Por ejemplo, podíamos abrir al máximo la persiana para intentar atrapar unos
raquíticos rayos de sol pero lo único que entraba, y a raudales, era el
universo sonoro de los vecinos. Forcejeos de cerradura, portazos, llantos de
niños, ladridos, discusiones, televisores a todo volumen. No había que afinar
mucho el oído para oir un taconeo en el vestíbulo de la planta baja o el chisporroteo
de una sartén en el apartamento de enfrente. Una vez captamos con absoluta
claridad un maullido agónico en la terraza. Y hasta un bostezo en el
pasillo.
Del mismo
modo, podíamos bajar las persianas y correr las cortinas para evitar el
alboroto, pero entonces la falta de estímulos visuales nos desorientaba. A la
media hora del encierro nos sentíamos cansados y melancólicos. Y ni siquiera
así lográbamos un silencio absoluto. Todo el ambiente era una caja de
resonancia que amplificaba hasta las más mínimas vibraciones del exterior y las
emparejaba en volumen y jerarquía. La combustión de un fósforo, la descarga de
un inodoro, la explosión de poleas del ascensor. Todo lo mismo.

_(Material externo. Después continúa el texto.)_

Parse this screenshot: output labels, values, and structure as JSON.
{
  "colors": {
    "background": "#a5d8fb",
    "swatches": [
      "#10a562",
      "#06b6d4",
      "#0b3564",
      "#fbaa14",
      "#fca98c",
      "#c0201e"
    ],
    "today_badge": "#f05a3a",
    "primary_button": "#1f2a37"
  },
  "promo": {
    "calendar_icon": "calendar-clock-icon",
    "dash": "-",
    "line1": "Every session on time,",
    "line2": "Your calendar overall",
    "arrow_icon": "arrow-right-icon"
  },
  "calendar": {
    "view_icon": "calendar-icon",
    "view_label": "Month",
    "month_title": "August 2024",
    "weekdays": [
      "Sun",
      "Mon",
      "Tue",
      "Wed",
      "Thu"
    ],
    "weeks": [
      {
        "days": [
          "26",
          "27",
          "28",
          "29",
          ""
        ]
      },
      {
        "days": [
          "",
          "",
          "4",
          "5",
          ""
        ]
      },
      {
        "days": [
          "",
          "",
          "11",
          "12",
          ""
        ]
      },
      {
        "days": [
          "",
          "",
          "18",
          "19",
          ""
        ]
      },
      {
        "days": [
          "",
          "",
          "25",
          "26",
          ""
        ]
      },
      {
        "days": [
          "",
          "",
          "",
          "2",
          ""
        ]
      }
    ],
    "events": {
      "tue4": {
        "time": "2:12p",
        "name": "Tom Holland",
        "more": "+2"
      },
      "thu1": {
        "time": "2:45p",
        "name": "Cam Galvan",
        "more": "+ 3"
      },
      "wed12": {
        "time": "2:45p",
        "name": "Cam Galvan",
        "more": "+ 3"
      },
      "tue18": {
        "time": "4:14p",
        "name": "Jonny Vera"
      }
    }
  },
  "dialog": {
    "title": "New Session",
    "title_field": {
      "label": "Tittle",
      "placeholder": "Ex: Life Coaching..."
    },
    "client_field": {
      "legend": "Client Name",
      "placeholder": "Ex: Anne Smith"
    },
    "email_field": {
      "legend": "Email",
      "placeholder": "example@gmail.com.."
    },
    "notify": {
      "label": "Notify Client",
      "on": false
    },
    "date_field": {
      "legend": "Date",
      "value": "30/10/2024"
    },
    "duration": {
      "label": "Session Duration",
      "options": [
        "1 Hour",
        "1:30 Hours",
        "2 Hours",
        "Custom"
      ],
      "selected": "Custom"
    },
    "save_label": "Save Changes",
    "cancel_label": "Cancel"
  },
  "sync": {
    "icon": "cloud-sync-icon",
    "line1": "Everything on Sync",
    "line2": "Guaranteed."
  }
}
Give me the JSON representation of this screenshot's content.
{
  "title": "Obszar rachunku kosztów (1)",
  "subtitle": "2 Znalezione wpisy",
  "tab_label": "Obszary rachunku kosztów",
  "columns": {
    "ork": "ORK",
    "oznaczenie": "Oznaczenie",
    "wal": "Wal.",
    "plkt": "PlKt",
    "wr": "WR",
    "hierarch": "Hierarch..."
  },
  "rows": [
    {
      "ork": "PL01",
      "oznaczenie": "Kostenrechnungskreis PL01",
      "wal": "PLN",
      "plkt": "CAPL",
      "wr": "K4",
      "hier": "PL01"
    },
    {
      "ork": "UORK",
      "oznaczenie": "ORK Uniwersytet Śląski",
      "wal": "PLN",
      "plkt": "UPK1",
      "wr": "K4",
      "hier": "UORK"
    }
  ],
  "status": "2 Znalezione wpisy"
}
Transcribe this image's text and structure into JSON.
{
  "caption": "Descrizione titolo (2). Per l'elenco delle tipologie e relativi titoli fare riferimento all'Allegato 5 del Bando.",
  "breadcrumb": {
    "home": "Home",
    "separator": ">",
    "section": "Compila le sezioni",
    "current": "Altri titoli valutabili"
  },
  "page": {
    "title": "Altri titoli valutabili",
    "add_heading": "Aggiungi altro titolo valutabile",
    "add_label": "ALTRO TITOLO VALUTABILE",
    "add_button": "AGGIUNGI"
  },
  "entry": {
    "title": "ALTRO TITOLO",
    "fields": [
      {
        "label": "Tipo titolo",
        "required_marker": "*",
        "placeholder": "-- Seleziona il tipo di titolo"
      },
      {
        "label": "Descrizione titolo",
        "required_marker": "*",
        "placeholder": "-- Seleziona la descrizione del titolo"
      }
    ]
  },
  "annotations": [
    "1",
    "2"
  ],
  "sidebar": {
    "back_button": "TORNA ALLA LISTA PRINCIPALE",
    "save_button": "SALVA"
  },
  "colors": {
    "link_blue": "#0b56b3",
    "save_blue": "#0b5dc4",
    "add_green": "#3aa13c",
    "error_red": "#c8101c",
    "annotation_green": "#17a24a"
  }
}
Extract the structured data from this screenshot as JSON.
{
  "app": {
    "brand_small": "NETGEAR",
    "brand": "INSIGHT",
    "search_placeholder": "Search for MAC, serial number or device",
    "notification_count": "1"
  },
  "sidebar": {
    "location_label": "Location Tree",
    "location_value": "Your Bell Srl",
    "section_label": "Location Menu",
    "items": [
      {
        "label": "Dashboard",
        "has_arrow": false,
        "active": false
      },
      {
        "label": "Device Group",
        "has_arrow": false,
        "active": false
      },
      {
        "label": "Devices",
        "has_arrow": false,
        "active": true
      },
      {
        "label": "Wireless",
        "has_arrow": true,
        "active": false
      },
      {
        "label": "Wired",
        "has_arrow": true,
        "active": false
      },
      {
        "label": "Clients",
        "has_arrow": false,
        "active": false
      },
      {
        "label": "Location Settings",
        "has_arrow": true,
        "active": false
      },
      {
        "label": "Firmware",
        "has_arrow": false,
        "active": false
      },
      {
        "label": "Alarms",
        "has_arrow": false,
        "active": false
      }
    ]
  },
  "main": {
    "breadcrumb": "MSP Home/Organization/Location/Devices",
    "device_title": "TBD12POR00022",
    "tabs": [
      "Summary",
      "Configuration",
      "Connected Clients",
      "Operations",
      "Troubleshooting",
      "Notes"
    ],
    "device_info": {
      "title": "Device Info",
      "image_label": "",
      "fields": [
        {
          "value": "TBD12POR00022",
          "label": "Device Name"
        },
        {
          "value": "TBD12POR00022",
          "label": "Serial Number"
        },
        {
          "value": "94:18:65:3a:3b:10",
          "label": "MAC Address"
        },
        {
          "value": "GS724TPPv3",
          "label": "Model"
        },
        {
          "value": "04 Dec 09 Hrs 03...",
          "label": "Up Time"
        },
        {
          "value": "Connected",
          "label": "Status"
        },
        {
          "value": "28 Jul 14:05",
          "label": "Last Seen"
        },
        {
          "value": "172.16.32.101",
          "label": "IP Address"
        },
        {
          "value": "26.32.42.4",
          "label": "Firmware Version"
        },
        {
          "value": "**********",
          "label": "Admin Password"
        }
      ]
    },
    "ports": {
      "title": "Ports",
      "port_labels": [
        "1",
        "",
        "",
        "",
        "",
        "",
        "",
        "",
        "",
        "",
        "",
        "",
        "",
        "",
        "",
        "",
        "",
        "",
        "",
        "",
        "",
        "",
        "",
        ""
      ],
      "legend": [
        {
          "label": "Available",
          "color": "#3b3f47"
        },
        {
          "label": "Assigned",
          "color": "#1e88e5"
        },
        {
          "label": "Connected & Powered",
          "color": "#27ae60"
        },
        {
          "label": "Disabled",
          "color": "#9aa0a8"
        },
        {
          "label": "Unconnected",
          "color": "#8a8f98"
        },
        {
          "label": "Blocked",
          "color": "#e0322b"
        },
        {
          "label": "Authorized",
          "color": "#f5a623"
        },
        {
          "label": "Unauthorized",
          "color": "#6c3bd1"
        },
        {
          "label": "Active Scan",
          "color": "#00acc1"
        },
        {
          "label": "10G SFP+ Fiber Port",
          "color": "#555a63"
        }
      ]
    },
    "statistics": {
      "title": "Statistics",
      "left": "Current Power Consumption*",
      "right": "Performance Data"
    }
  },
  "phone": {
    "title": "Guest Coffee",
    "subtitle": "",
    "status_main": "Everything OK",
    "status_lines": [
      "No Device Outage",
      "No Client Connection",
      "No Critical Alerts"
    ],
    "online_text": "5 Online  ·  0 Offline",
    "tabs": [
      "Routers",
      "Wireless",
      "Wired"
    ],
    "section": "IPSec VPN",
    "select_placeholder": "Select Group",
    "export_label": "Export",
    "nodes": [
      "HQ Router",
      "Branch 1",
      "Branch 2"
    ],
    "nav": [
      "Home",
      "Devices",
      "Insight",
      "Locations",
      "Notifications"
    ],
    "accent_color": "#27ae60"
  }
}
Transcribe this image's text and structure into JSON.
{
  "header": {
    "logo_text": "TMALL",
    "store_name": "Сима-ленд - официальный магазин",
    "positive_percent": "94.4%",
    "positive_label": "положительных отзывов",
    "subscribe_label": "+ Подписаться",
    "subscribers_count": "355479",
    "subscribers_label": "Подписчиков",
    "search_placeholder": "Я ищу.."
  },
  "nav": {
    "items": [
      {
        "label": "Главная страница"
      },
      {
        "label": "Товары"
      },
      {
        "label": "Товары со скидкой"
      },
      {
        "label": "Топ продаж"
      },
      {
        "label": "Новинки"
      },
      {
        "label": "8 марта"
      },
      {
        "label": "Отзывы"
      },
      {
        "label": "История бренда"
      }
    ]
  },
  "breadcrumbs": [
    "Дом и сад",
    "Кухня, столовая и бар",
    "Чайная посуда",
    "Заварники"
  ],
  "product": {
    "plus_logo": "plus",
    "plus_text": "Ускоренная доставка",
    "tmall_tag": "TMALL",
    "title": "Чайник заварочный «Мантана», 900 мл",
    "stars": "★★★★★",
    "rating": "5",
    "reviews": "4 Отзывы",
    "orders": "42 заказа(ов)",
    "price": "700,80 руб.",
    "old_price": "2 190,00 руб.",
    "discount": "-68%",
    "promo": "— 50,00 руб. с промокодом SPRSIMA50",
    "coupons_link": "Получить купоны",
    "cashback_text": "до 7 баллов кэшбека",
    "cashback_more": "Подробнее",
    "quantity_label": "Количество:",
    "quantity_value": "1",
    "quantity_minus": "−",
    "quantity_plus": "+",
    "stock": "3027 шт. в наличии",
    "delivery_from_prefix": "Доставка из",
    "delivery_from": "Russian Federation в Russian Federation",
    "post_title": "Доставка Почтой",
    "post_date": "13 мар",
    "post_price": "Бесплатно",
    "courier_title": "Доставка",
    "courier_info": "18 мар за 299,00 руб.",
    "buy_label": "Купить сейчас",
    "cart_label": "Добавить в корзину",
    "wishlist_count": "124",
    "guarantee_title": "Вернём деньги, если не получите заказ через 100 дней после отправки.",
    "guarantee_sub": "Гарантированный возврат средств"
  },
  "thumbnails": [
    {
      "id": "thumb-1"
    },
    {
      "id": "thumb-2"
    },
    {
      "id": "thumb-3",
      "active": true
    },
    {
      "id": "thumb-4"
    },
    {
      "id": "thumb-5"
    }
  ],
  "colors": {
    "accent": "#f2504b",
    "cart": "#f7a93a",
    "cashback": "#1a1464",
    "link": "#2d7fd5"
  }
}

Una abigarrada
y estridente paleta sonora. Luigi Russolo se habría hecho una panzada.
Lo que más
deseábamos era una cáscara hermética que nos permitiera apreciar los frágiles murmullos
de la intimidad: el tintineo de una cucharita dentro de una taza, el revuelo de
las páginas de un libro, el sordo impacto de la ropa cayendo al piso. Y el
silencio, de pronto atravesado por una carcajada
luminosa.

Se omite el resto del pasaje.